Ростислав бросал снова и снова, бросал неутомимо и щедро, рассеивая над собравшимися золото и серебро, чеканенное ещё именами Владимира и Ярослава, Всеволода и Мономаха, на маленьких кружочках выбиты были княжеские лики, стояли там надписи русские, а то и греческие: "Владимир князь, а се его серебро", "Ярослав архонт, а се его золото"; быть может, попадалось там и дешёвое серебро Святополка, в котором олова было больше, чем самого серебра, но более всего было золота, обозначенного именем Юрия, с отпечатком Георгия Победоносца, или готового к прыжку суздальского льва, или нацеленного в землю лука. И как ни бились за каждый пенязь убогие, как ни вопили на площади перед Десятинной церковью, но кто-то успел увидеть на золоте и серебре знаки Юрия; и среди ругани, проклятий, стонов, рычания, плача родилось одно слово, прокатилось над толпой, запрыгало то там, то там, исчезая и возрождаясь с новой силой, сначала проносилось оно неразборчиво, отрывисто: "…олго", "…горуг…". "Долго…", "…горукий", а потом вспыхнуло вдруг, отразилось стократным эхом и уже не затихало всё время, пока Ростислав швырял пенязь, и пока пробирались вельможные сквозь толпу нищих, и пока усаживались на коней и в сани.
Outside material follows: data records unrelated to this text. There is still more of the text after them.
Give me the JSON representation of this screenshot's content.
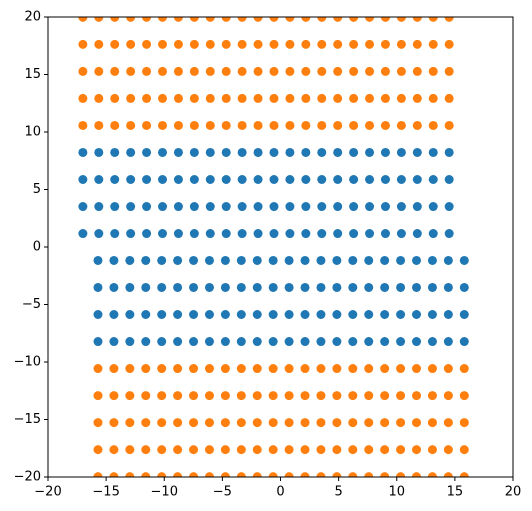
{
  "chart_data": {
    "type": "scatter",
    "xlim": [
      -20,
      20
    ],
    "ylim": [
      -20,
      20
    ],
    "xticks": [
      {
        "value": -20,
        "label": "−20"
      },
      {
        "value": -15,
        "label": "−15"
      },
      {
        "value": -10,
        "label": "−10"
      },
      {
        "value": -5,
        "label": "−5"
      },
      0,
      5,
      10,
      15,
      20
    ],
    "yticks": [
      {
        "value": -20,
        "label": "−20"
      },
      {
        "value": -15,
        "label": "−15"
      },
      {
        "value": -10,
        "label": "−10"
      },
      {
        "value": -5,
        "label": "−5"
      },
      0,
      5,
      10,
      15,
      20
    ],
    "series": [
      {
        "color": "#1f77b4",
        "x": [
          -17,
          -15.63,
          -14.26,
          -12.89,
          -11.52,
          -10.15,
          -8.78,
          -7.41,
          -6.04,
          -4.67,
          -3.3,
          -1.93,
          -0.56,
          0.81,
          2.18,
          3.55,
          4.92,
          6.29,
          7.66,
          9.03,
          10.4,
          11.77,
          13.14,
          14.51,
          -17,
          -15.63,
          -14.26,
          -12.89,
          -11.52,
          -10.15,
          -8.78,
          -7.41,
          -6.04,
          -4.67,
          -3.3,
          -1.93,
          -0.56,
          0.81,
          2.18,
          3.55,
          4.92,
          6.29,
          7.66,
          9.03,
          10.4,
          11.77,
          13.14,
          14.51,
          -17,
          -15.63,
          -14.26,
          -12.89,
          -11.52,
          -10.15,
          -8.78,
          -7.41,
          -6.04,
          -4.67,
          -3.3,
          -1.93,
          -0.56,
          0.81,
          2.18,
          3.55,
          4.92,
          6.29,
          7.66,
          9.03,
          10.4,
          11.77,
          13.14,
          14.51,
          -17,
          -15.63,
          -14.26,
          -12.89,
          -11.52,
          -10.15,
          -8.78,
          -7.41,
          -6.04,
          -4.67,
          -3.3,
          -1.93,
          -0.56,
          0.81,
          2.18,
          3.55,
          4.92,
          6.29,
          7.66,
          9.03,
          10.4,
          11.77,
          13.14,
          14.51,
          -15.7,
          -14.33,
          -12.96,
          -11.59,
          -10.22,
          -8.85,
          -7.48,
          -6.11,
          -4.74,
          -3.37,
          -2,
          -0.63,
          0.74,
          2.11,
          3.48,
          4.85,
          6.22,
          7.59,
          8.96,
          10.33,
          11.7,
          13.07,
          14.44,
          15.81,
          -15.7,
          -14.33,
          -12.96,
          -11.59,
          -10.22,
          -8.85,
          -7.48,
          -6.11,
          -4.74,
          -3.37,
          -2,
          -0.63,
          0.74,
          2.11,
          3.48,
          4.85,
          6.22,
          7.59,
          8.96,
          10.33,
          11.7,
          13.07,
          14.44,
          15.81,
          -15.7,
          -14.33,
          -12.96,
          -11.59,
          -10.22,
          -8.85,
          -7.48,
          -6.11,
          -4.74,
          -3.37,
          -2,
          -0.63,
          0.74,
          2.11,
          3.48,
          4.85,
          6.22,
          7.59,
          8.96,
          10.33,
          11.7,
          13.07,
          14.44,
          15.81,
          -15.7,
          -14.33,
          -12.96,
          -11.59,
          -10.22,
          -8.85,
          -7.48,
          -6.11,
          -4.74,
          -3.37,
          -2,
          -0.63,
          0.74,
          2.11,
          3.48,
          4.85,
          6.22,
          7.59,
          8.96,
          10.33,
          11.7,
          13.07,
          14.44,
          15.81
        ],
        "y": [
          8.22,
          8.22,
          8.22,
          8.22,
          8.22,
          8.22,
          8.22,
          8.22,
          8.22,
          8.22,
          8.22,
          8.22,
          8.22,
          8.22,
          8.22,
          8.22,
          8.22,
          8.22,
          8.22,
          8.22,
          8.22,
          8.22,
          8.22,
          8.22,
          5.87,
          5.87,
          5.87,
          5.87,
          5.87,
          5.87,
          5.87,
          5.87,
          5.87,
          5.87,
          5.87,
          5.87,
          5.87,
          5.87,
          5.87,
          5.87,
          5.87,
          5.87,
          5.87,
          5.87,
          5.87,
          5.87,
          5.87,
          5.87,
          3.52,
          3.52,
          3.52,
          3.52,
          3.52,
          3.52,
          3.52,
          3.52,
          3.52,
          3.52,
          3.52,
          3.52,
          3.52,
          3.52,
          3.52,
          3.52,
          3.52,
          3.52,
          3.52,
          3.52,
          3.52,
          3.52,
          3.52,
          3.52,
          1.17,
          1.17,
          1.17,
          1.17,
          1.17,
          1.17,
          1.17,
          1.17,
          1.17,
          1.17,
          1.17,
          1.17,
          1.17,
          1.17,
          1.17,
          1.17,
          1.17,
          1.17,
          1.17,
          1.17,
          1.17,
          1.17,
          1.17,
          1.17,
          -1.17,
          -1.17,
          -1.17,
          -1.17,
          -1.17,
          -1.17,
          -1.17,
          -1.17,
          -1.17,
          -1.17,
          -1.17,
          -1.17,
          -1.17,
          -1.17,
          -1.17,
          -1.17,
          -1.17,
          -1.17,
          -1.17,
          -1.17,
          -1.17,
          -1.17,
          -1.17,
          -1.17,
          -3.52,
          -3.52,
          -3.52,
          -3.52,
          -3.52,
          -3.52,
          -3.52,
          -3.52,
          -3.52,
          -3.52,
          -3.52,
          -3.52,
          -3.52,
          -3.52,
          -3.52,
          -3.52,
          -3.52,
          -3.52,
          -3.52,
          -3.52,
          -3.52,
          -3.52,
          -3.52,
          -3.52,
          -5.87,
          -5.87,
          -5.87,
          -5.87,
          -5.87,
          -5.87,
          -5.87,
          -5.87,
          -5.87,
          -5.87,
          -5.87,
          -5.87,
          -5.87,
          -5.87,
          -5.87,
          -5.87,
          -5.87,
          -5.87,
          -5.87,
          -5.87,
          -5.87,
          -5.87,
          -5.87,
          -5.87,
          -8.22,
          -8.22,
          -8.22,
          -8.22,
          -8.22,
          -8.22,
          -8.22,
          -8.22,
          -8.22,
          -8.22,
          -8.22,
          -8.22,
          -8.22,
          -8.22,
          -8.22,
          -8.22,
          -8.22,
          -8.22,
          -8.22,
          -8.22,
          -8.22,
          -8.22,
          -8.22,
          -8.22
        ]
      },
      {
        "color": "#ff7f0e",
        "x": [
          -17,
          -15.63,
          -14.26,
          -12.89,
          -11.52,
          -10.15,
          -8.78,
          -7.41,
          -6.04,
          -4.67,
          -3.3,
          -1.93,
          -0.56,
          0.81,
          2.18,
          3.55,
          4.92,
          6.29,
          7.66,
          9.03,
          10.4,
          11.77,
          13.14,
          14.51,
          -17,
          -15.63,
          -14.26,
          -12.89,
          -11.52,
          -10.15,
          -8.78,
          -7.41,
          -6.04,
          -4.67,
          -3.3,
          -1.93,
          -0.56,
          0.81,
          2.18,
          3.55,
          4.92,
          6.29,
          7.66,
          9.03,
          10.4,
          11.77,
          13.14,
          14.51,
          -17,
          -15.63,
          -14.26,
          -12.89,
          -11.52,
          -10.15,
          -8.78,
          -7.41,
          -6.04,
          -4.67,
          -3.3,
          -1.93,
          -0.56,
          0.81,
          2.18,
          3.55,
          4.92,
          6.29,
          7.66,
          9.03,
          10.4,
          11.77,
          13.14,
          14.51,
          -17,
          -15.63,
          -14.26,
          -12.89,
          -11.52,
          -10.15,
          -8.78,
          -7.41,
          -6.04,
          -4.67,
          -3.3,
          -1.93,
          -0.56,
          0.81,
          2.18,
          3.55,
          4.92,
          6.29,
          7.66,
          9.03,
          10.4,
          11.77,
          13.14,
          14.51,
          -17,
          -15.63,
          -14.26,
          -12.89,
          -11.52,
          -10.15,
          -8.78,
          -7.41,
          -6.04,
          -4.67,
          -3.3,
          -1.93,
          -0.56,
          0.81,
          2.18,
          3.55,
          4.92,
          6.29,
          7.66,
          9.03,
          10.4,
          11.77,
          13.14,
          14.51,
          -15.7,
          -14.33,
          -12.96,
          -11.59,
          -10.22,
          -8.85,
          -7.48,
          -6.11,
          -4.74,
          -3.37,
          -2,
          -0.63,
          0.74,
          2.11,
          3.48,
          4.85,
          6.22,
          7.59,
          8.96,
          10.33,
          11.7,
          13.07,
          14.44,
          15.81,
          -15.7,
          -14.33,
          -12.96,
          -11.59,
          -10.22,
          -8.85,
          -7.48,
          -6.11,
          -4.74,
          -3.37,
          -2,
          -0.63,
          0.74,
          2.11,
          3.48,
          4.85,
          6.22,
          7.59,
          8.96,
          10.33,
          11.7,
          13.07,
          14.44,
          15.81,
          -15.7,
          -14.33,
          -12.96,
          -11.59,
          -10.22,
          -8.85,
          -7.48,
          -6.11,
          -4.74,
          -3.37,
          -2,
          -0.63,
          0.74,
          2.11,
          3.48,
          4.85,
          6.22,
          7.59,
          8.96,
          10.33,
          11.7,
          13.07,
          14.44,
          15.81,
          -15.7,
          -14.33,
          -12.96,
          -11.59,
          -10.22,
          -8.85,
          -7.48,
          -6.11,
          -4.74,
          -3.37,
          -2,
          -0.63,
          0.74,
          2.11,
          3.48,
          4.85,
          6.22,
          7.59,
          8.96,
          10.33,
          11.7,
          13.07,
          14.44,
          15.81,
          -15.7,
          -14.33,
          -12.96,
          -11.59,
          -10.22,
          -8.85,
          -7.48,
          -6.11,
          -4.74,
          -3.37,
          -2,
          -0.63,
          0.74,
          2.11,
          3.48,
          4.85,
          6.22,
          7.59,
          8.96,
          10.33,
          11.7,
          13.07,
          14.44,
          15.81
        ],
        "y": [
          19.97,
          19.97,
          19.97,
          19.97,
          19.97,
          19.97,
          19.97,
          19.97,
          19.97,
          19.97,
          19.97,
          19.97,
          19.97,
          19.97,
          19.97,
          19.97,
          19.97,
          19.97,
          19.97,
          19.97,
          19.97,
          19.97,
          19.97,
          19.97,
          17.62,
          17.62,
          17.62,
          17.62,
          17.62,
          17.62,
          17.62,
          17.62,
          17.62,
          17.62,
          17.62,
          17.62,
          17.62,
          17.62,
          17.62,
          17.62,
          17.62,
          17.62,
          17.62,
          17.62,
          17.62,
          17.62,
          17.62,
          17.62,
          15.27,
          15.27,
          15.27,
          15.27,
          15.27,
          15.27,
          15.27,
          15.27,
          15.27,
          15.27,
          15.27,
          15.27,
          15.27,
          15.27,
          15.27,
          15.27,
          15.27,
          15.27,
          15.27,
          15.27,
          15.27,
          15.27,
          15.27,
          15.27,
          12.92,
          12.92,
          12.92,
          12.92,
          12.92,
          12.92,
          12.92,
          12.92,
          12.92,
          12.92,
          12.92,
          12.92,
          12.92,
          12.92,
          12.92,
          12.92,
          12.92,
          12.92,
          12.92,
          12.92,
          12.92,
          12.92,
          12.92,
          12.92,
          10.57,
          10.57,
          10.57,
          10.57,
          10.57,
          10.57,
          10.57,
          10.57,
          10.57,
          10.57,
          10.57,
          10.57,
          10.57,
          10.57,
          10.57,
          10.57,
          10.57,
          10.57,
          10.57,
          10.57,
          10.57,
          10.57,
          10.57,
          10.57,
          -10.57,
          -10.57,
          -10.57,
          -10.57,
          -10.57,
          -10.57,
          -10.57,
          -10.57,
          -10.57,
          -10.57,
          -10.57,
          -10.57,
          -10.57,
          -10.57,
          -10.57,
          -10.57,
          -10.57,
          -10.57,
          -10.57,
          -10.57,
          -10.57,
          -10.57,
          -10.57,
          -10.57,
          -12.92,
          -12.92,
          -12.92,
          -12.92,
          -12.92,
          -12.92,
          -12.92,
          -12.92,
          -12.92,
          -12.92,
          -12.92,
          -12.92,
          -12.92,
          -12.92,
          -12.92,
          -12.92,
          -12.92,
          -12.92,
          -12.92,
          -12.92,
          -12.92,
          -12.92,
          -12.92,
          -12.92,
          -15.27,
          -15.27,
          -15.27,
          -15.27,
          -15.27,
          -15.27,
          -15.27,
          -15.27,
          -15.27,
          -15.27,
          -15.27,
          -15.27,
          -15.27,
          -15.27,
          -15.27,
          -15.27,
          -15.27,
          -15.27,
          -15.27,
          -15.27,
          -15.27,
          -15.27,
          -15.27,
          -15.27,
          -17.62,
          -17.62,
          -17.62,
          -17.62,
          -17.62,
          -17.62,
          -17.62,
          -17.62,
          -17.62,
          -17.62,
          -17.62,
          -17.62,
          -17.62,
          -17.62,
          -17.62,
          -17.62,
          -17.62,
          -17.62,
          -17.62,
          -17.62,
          -17.62,
          -17.62,
          -17.62,
          -17.62,
          -19.97,
          -19.97,
          -19.97,
          -19.97,
          -19.97,
          -19.97,
          -19.97,
          -19.97,
          -19.97,
          -19.97,
          -19.97,
          -19.97,
          -19.97,
          -19.97,
          -19.97,
          -19.97,
          -19.97,
          -19.97,
          -19.97,
          -19.97,
          -19.97,
          -19.97,
          -19.97,
          -19.97
        ]
      }
    ]
  }
}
"Долгорукий!.. рукий-рукий-рукий!"
"Долго… Долго… Долго… рукий!"
"Долгорукий - Долгорукий - Долгорукий!"
Князь Владимир побледнел, Мстислав Изяславович говорил ему что-то гневное, Войтишич потихоньку проклинал, четыре Николая прижимались к Войтишичу и к Рагуйле, тысяцкому князя Владимира; трясли бородами, озлобленно сверкали глазами на сына Долгорукого, учинившего такую неслыханную дерзость.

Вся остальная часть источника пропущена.